Морской космический флот. Его люди, работа, океанские походы - страница 3
Легко понять, что чувствовала мама в этот момент. Боялась не за себя, за меня. Подхватив меня на руки, она ускоренным шагом направилась к дому. Отдышавшись, мама рассказала деду о происшедшем. От слов старухи она долго не могла успокоиться. Насторожился и я, словно повзрослев, хотя мне было всего пять лет. Слова «война и враг» стали для меня не просто звуком, а приобрели конкретный смысл. Война – это горе, голод и смерть. Немец – это враг, который пришел убить нас. Такое осознание вскоре выразилось в моем поступке, который чуть не стоил мне жизни.

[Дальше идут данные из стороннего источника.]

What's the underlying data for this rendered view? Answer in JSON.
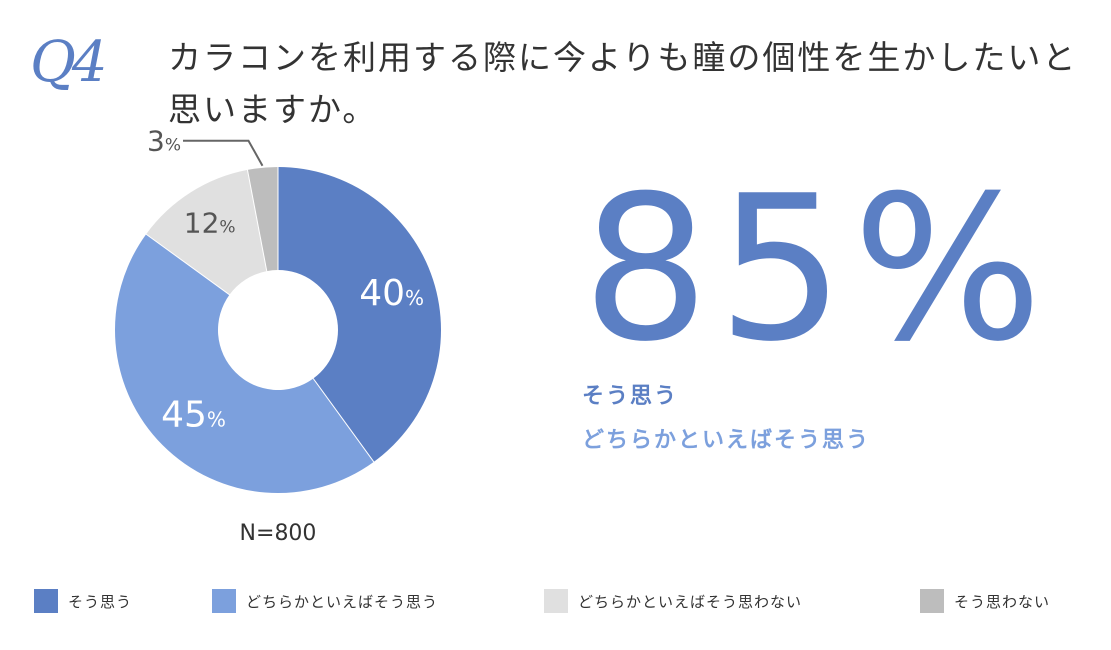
{
  "header": {
    "q_label": "Q4",
    "question": "カラコンを利用する際に今よりも瞳の個性を生かしたいと思いますか。"
  },
  "highlight": {
    "value": "85%",
    "line1": "そう思う",
    "line2": "どちらかといえばそう思う"
  },
  "colors": {
    "yes": "#5b7fc4",
    "somewhat_yes": "#7ca0dd",
    "somewhat_no": "#e0e0e0",
    "no": "#bdbdbd"
  },
  "chart_data": {
    "type": "pie",
    "donut": true,
    "sample_size": "N=800",
    "unit": "%",
    "categories": [
      "そう思う",
      "どちらかといえばそう思う",
      "どちらかといえばそう思わない",
      "そう思わない"
    ],
    "values": [
      40,
      45,
      12,
      3
    ],
    "legend_position": "bottom"
  }
}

Вскоре после появления передового отряда фашисты заняли нашу деревню. Наш дом находился на ее окраине. Дом был небольшим, но чистым и уютным: две комнаты, отдельная кухня с русской печью, веранда и дворовая пристройка, в которой содержались овцы, куры и гуси. Комнаты буквально утопали в кружевах. Мама до войны работала на одной из московских швейных фабрик и занималась машинной вышивкой. Помню, что швейная машина «Singer», подаренная ей на свадьбу, строчила постоянно. Эта машина находится в рабочем состоянии и сейчас.

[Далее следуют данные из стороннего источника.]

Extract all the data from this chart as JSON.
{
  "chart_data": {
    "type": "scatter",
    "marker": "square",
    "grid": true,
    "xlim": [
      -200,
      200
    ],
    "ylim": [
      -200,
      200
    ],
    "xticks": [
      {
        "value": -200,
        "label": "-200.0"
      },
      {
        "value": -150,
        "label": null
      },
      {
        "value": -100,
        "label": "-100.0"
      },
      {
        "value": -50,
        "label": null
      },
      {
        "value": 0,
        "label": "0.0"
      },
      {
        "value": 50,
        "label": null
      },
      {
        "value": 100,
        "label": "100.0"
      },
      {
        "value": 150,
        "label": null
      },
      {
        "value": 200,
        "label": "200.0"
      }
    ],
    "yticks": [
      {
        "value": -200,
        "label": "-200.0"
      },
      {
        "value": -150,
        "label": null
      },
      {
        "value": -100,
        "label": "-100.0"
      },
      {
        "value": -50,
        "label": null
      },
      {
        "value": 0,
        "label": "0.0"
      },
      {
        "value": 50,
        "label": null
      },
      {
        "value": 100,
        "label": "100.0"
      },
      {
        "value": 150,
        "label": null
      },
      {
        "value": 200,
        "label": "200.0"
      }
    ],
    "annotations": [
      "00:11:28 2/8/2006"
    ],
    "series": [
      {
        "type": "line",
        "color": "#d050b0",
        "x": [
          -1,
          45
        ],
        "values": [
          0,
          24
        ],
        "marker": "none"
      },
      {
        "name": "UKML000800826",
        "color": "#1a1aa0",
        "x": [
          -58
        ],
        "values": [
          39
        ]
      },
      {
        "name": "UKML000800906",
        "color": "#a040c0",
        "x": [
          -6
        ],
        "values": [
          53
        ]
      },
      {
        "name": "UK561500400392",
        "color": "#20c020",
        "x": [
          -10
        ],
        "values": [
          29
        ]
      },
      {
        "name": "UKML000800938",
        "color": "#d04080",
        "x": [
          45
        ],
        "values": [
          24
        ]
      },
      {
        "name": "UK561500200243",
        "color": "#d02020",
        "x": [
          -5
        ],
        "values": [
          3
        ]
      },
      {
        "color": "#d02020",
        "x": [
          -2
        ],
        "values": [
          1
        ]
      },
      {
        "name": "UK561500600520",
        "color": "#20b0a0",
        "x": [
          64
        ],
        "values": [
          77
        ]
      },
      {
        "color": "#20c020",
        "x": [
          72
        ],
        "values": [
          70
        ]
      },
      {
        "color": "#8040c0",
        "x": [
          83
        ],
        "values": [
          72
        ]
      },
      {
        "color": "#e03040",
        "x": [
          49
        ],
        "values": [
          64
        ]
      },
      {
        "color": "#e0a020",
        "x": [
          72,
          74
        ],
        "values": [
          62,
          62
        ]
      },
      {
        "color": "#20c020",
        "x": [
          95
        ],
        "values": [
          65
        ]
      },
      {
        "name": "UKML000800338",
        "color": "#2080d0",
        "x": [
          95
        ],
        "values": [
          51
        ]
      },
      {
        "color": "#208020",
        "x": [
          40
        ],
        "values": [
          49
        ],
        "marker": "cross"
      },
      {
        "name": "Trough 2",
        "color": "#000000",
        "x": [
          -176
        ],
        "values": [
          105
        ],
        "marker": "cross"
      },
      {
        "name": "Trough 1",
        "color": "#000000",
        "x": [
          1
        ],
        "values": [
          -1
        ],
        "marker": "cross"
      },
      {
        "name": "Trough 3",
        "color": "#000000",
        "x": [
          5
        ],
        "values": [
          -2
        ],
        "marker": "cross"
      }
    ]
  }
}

В нашем доме расположился немецкий штаб. Первое, что они сделали, загнали нас в маленькую комнату. Затем затопили печь, нагрели воды, натаскали в кухню соломы и устроили настоящую баню. Голые, обильно поливая себя водой, они довольно долго мылись, периодически выскакивали на улицу и валялись в снегу. В то же время солдаты, перебив кур и гусей, в большом чугуне, в котором мама варила скотине корм, приготовили на разведенном возле дома костре какую-то еду. Закончив помывку, «квартиранты» устроили в большой комнате ужин. Опьяненные успехами на фронте, подогретые шнапсом, они долго распевали песни и играли на губных гармошках. В какой-то момент один из немецких офицеров, долговязый и рыжий, завалился к нам в комнату, держа в руках что-то из продуктов. Подойдя к маме, он показал на зыбку, подвешенную к потолку, дал продукты и на ломаном русском языке и сказал:
– Киндер? Матка, кушать много надо.
Мама, испугавшаяся прихода немца, ожидала от него всего, но только не этого. Дед Федор свободно говорил по-немецки. В Первую мировую войну он несколько лет провел в немецком плену, работая на одной из ферм. Подойдя к немцу, он обменялся с ним несколькими фразами. Тот, дружелюбно похлопав его по плечу, неторопливо вышел.
Этот немец был поляком. Очевидно, война ему была чужда. Оказавшись в кровавой мясорубке, он не мог не выполнить приказа, и выполнял его, как подсказывала совесть. Воспоминание о доме, об оставленной семье размягчали его душу. И он, как бы оправдываясь за содеянное, пытался сделать что-то доброе. В удобные моменты передавал маме то колбасу, то сгущенку.
Немцы находились в нашей деревне восемнадцать дней. Но и этого срока хватило, чтобы понять всю трудность и отвратительность положения. Главное – это голод. Запасов продовольствия не было. Выживали, как могли. Дед Федор аккуратно собирал брошенные немцами продукты и остатки пищи. Мама их использовала. Однажды он принес большой кусок мороженой конины. Хоть с отвращением, но мы ее съели. В другой раз он принес целый мешок мороженых яблок. Немцы их выбросили, а нам они были в радость.
Мелкие подачки не растопили во мне вражды к немцам, которую я чувствовал постоянно. Как-то, одев фуражку, офицерский ремень с кобурой, вооружившись детским ружьишком, стрелявшим пистонами, я спрятался в сенях за входной дверью. Весь этот реквизит был оставлен офицером, квартировавшим у нас до прихода немцев. Ждать врага долго не пришлось. В первого вошедшего немца с криком «Ура!», «За Родину!» я выстрелил несколько раз. Ошеломленный неожиданностью происшедшего, немец схватил меня за ноги и готов был разбить об угол дома. Дед Федор, случайно увидевший эту сцену, буквально вырвал меня из его рук. Извинившись и объяснив немцу, что это еще глупый мальчик, за смелый поступок он не должен быть жестоко наказан, а наоборот, заслуживает уважения. Немец, польщенный тем, что русский «Иван» свободно говорит на его родном языке, отпустил меня и даже дал шоколадку.